The old one is defintely a slightly deeper blue. . sportier dial as well. . but i feel the new dial is a more subtle classic look. . i feel over time it will remain a classic. . .as far as the size is concerned i choose the 39mm over the 41 irrespective of the advise of 7 other individuals.. . . 41mm is not a big size for a 6.5 wrist or my wrist. . but this model looks and FEELS much better in a 39. the conquest models or the hydro conquest chrono models in 41mm look absolutely perfect on my wrist. but this dial doesnt need size to stand out. it needs a perfect fit: lug to lug,. and comfort: and the 39 mm just fits like a lego piece on my wrist. no doubt its too small by current standards and everyone thinks the 41 would look more contemporary. . but at the end of the day its a everyday watch and comfort and personal taste for either oversized = 'big dials' or technically fitting models matter.
i have chosen the new model and an automatic one instead of the quartz. . . its my first serious watch purchase and i would like to invest in an automatic . . its a 39 as well. . . its a lot more comfortable for daily wear and although smaller and less appealing in comparison its in no way abnormal on the hand. . this watch with its dial and lug to lug ratio and fall is not meant to occupy your entire wrist but to merge with it. . .


----------



## lovebandit (Oct 11, 2010)

39MM looks better to my eye...


----------



## CafeRacerMark (Dec 22, 2009)

JayJhaveri said:


> my wrist size is 6.5 inches.. i feel that the lug to lug lenght of the 41mm leaves barely 2-3mm on each side.
> the 39mm falls better but the 41 mm dial looks better. however the lug to lug lenght makes it look a little awkward. what do u guys think ? posting some pics.
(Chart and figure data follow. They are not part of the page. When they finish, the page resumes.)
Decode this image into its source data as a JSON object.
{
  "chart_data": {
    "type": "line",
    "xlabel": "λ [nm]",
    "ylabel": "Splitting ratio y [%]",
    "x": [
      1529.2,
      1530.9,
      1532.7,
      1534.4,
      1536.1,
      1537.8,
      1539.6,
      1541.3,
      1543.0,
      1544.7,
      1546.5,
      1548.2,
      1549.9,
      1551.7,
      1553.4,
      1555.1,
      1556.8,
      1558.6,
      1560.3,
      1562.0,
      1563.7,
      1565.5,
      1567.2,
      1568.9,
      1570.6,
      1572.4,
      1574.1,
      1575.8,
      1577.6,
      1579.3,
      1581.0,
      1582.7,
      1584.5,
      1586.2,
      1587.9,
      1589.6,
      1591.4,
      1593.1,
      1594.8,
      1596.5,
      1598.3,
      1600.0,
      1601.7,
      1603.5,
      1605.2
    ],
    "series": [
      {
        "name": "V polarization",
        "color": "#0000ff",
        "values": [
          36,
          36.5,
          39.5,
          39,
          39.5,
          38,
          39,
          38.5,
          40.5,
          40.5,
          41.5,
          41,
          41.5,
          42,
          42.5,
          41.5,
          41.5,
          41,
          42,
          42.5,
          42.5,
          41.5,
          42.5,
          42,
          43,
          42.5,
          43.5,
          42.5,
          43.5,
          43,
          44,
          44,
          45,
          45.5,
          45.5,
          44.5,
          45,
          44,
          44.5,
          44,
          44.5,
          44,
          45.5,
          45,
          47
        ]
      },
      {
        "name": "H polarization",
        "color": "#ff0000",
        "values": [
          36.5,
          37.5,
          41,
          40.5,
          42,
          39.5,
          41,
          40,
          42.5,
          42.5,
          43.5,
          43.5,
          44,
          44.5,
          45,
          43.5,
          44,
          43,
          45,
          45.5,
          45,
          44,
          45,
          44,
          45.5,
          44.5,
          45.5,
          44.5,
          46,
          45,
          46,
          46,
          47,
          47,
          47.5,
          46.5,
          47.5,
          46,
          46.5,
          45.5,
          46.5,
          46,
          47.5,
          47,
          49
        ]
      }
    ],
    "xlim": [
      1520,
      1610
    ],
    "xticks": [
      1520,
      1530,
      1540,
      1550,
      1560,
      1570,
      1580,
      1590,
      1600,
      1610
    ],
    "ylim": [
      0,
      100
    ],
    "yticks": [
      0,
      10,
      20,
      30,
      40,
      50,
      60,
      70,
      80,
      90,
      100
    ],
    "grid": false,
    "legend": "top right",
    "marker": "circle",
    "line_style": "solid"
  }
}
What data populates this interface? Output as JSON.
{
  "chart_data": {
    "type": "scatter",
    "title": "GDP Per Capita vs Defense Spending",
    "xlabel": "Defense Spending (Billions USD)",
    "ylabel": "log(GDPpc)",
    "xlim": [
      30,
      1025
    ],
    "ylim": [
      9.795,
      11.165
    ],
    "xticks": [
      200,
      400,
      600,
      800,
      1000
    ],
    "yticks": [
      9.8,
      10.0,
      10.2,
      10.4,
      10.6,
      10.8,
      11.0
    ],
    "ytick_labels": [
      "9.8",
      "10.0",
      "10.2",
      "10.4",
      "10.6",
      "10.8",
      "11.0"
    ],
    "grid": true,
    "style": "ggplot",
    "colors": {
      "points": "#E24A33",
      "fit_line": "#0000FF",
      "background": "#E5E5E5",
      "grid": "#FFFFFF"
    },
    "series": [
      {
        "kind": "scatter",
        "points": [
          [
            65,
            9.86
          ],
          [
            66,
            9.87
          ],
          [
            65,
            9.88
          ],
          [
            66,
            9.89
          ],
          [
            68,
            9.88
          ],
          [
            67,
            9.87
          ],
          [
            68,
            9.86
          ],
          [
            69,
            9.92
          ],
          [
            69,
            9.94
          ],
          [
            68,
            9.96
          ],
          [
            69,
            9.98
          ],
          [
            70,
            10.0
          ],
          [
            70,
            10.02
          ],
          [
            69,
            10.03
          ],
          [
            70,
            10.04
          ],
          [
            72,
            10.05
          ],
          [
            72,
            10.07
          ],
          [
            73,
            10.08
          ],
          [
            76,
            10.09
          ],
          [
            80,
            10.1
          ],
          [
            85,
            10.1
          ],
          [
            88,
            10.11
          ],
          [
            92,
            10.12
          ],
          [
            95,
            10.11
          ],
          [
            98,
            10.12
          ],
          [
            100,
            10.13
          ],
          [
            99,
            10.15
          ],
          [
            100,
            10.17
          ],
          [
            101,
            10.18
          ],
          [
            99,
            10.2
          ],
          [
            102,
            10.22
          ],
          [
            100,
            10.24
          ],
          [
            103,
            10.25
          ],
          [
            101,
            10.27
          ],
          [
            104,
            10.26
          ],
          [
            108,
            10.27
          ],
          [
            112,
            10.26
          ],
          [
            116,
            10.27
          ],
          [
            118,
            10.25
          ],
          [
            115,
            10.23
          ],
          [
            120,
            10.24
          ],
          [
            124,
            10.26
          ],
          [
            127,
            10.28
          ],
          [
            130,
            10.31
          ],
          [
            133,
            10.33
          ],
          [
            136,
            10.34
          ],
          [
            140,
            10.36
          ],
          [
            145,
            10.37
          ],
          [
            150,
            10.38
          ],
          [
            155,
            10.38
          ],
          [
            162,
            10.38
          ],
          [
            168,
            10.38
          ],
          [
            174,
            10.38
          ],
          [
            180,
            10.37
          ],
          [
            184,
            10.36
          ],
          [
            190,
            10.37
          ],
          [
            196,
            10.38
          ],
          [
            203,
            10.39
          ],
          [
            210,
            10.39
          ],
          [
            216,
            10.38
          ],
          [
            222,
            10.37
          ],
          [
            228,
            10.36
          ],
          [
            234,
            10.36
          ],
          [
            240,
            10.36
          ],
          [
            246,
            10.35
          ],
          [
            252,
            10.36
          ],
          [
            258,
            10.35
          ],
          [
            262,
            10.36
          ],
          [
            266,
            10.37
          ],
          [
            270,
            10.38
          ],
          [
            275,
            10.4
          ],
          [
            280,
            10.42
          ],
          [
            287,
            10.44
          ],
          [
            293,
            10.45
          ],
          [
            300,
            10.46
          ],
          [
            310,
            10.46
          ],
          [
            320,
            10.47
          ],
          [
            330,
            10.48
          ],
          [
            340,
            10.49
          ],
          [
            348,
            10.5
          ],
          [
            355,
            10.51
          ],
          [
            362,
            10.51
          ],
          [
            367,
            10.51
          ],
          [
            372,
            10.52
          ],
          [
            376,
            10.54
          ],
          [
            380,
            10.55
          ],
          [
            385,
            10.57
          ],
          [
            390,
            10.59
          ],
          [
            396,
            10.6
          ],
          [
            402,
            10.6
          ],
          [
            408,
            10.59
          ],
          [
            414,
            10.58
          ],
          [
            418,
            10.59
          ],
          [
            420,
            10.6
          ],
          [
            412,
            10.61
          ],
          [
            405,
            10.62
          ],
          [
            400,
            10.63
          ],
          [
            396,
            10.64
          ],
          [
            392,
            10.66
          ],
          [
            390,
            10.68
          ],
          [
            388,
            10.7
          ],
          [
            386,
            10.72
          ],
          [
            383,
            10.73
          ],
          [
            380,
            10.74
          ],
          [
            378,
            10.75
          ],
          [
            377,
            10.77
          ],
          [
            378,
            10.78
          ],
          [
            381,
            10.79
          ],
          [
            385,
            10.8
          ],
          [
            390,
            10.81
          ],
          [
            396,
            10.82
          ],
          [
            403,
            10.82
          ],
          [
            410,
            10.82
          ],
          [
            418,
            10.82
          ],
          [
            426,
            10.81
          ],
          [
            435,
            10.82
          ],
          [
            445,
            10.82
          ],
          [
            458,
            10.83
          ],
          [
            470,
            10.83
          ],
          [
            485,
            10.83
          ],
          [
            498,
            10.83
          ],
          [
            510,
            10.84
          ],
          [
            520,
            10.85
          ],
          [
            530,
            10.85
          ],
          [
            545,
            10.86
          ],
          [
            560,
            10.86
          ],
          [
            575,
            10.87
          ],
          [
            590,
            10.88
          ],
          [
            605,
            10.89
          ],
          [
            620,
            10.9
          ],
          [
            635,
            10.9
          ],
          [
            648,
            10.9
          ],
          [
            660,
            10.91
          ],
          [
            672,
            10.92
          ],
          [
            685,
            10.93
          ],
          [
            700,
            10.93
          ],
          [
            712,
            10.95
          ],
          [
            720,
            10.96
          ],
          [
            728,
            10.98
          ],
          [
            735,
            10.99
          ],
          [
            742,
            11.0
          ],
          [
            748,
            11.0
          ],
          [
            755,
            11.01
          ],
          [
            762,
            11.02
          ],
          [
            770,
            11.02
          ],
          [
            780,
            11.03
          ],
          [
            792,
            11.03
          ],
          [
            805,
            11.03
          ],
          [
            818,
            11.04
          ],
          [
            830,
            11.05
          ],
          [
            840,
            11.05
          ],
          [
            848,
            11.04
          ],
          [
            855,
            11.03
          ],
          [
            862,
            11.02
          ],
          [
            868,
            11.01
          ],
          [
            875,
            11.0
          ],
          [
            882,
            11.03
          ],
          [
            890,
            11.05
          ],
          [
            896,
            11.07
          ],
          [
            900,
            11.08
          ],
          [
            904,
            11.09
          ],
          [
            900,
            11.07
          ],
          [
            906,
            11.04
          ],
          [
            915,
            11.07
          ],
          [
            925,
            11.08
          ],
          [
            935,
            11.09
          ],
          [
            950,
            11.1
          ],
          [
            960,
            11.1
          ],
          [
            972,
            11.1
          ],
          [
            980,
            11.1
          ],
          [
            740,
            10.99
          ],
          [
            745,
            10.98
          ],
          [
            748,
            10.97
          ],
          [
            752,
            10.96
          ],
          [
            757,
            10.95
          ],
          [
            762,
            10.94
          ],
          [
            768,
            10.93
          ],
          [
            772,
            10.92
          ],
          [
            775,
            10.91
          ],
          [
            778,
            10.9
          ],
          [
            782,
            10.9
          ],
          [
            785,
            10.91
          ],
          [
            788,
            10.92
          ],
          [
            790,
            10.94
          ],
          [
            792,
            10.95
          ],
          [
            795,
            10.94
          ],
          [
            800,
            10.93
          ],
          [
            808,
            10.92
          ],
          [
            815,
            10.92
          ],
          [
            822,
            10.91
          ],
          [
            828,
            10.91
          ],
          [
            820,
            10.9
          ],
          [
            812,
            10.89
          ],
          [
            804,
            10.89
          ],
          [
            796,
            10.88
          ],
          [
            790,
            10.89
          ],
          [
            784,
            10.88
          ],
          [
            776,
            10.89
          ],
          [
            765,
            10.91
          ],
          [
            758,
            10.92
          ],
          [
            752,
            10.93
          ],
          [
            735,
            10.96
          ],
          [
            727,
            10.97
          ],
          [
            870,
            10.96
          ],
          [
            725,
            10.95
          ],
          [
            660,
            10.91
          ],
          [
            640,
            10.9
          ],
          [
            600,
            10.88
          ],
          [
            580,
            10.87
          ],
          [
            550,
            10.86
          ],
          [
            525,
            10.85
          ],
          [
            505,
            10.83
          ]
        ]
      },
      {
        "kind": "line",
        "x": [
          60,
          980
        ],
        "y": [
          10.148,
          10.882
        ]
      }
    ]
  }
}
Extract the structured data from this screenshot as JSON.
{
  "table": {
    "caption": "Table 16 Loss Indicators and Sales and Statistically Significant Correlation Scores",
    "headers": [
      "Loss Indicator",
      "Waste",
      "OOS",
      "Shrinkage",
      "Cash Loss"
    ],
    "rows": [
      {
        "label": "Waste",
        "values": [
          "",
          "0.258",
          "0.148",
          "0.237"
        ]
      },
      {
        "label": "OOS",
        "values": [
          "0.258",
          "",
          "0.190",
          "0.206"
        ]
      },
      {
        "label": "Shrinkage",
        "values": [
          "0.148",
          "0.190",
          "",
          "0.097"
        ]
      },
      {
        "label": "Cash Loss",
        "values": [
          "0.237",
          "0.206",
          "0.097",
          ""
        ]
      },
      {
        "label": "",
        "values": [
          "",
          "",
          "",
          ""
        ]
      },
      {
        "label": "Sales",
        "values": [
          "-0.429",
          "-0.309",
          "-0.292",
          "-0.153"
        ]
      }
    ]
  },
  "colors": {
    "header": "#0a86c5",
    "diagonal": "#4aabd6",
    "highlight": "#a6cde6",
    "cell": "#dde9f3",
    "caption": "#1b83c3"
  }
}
Thanks Guys


Hi,

You say the old 39mm _*feels*_ better so I think that's your decision made, after all the watch may be on your wrist for say 16 hours a day but you may only actually look at the dial for a combined total of a few minutes in that 16 hours or whatever 

I have a 7-inch wrist and when I had a Hydronaut I too went for the 39mm jobbie.


----------



## Nokie (Jul 4, 2011)

I have the 41 and really like it's fit on my smaller wrist.


----------



## mfm22 (Oct 19, 2012)

I'm a little confused ? The new version is available in a 39mm size & a 41mm this is Automatic not quartz


----------



## JayJhaveri (Aug 2, 2014)

The new model is available in both sizes and both movements. The old model.is available in only the 39mm and in quartz. This is at my dealer


----------



## mouseg51 (Nov 9, 2016)

i have the old 39mm blue hc automatic. what i can tell people is, DON'T wear big watches and think you'll look cool with it if you have SMALL wrists. a lot of people chose the 41mm one and i dont' understand for some of them because for some of them the lug has already protruded from their wrists and i just don't understand. some people simply go with the flow for what others chose. CHOOSE SOMETHING THAT WOULD FIT YOUR WRIST WELL NOT WHAT OTHER PEOPLE CHOSE.


JayJhaveri said:


> Hey . . have decided on a blue hydroconquest, but am really confused between the 39 mm old model or the 41 mm new model. am not getting the old model in size 41mm. honestly i like both the models but am not sure which sze suits my hand better. i have to exchange the watch within 24 hours so a response within that window would be highly appreciated. my wrist size is 6.5 inches.. i feel that the lug to lug lenght of the 41mm leaves barely 2-3mm on each side.
> the 39mm falls better but the 41 mm dial looks better. however the lug to lug lenght makes it look a little awkward. what do u guys think ? posting some pics. Thanks Guys
> 
> the first is the 39mm old model
> ...


----------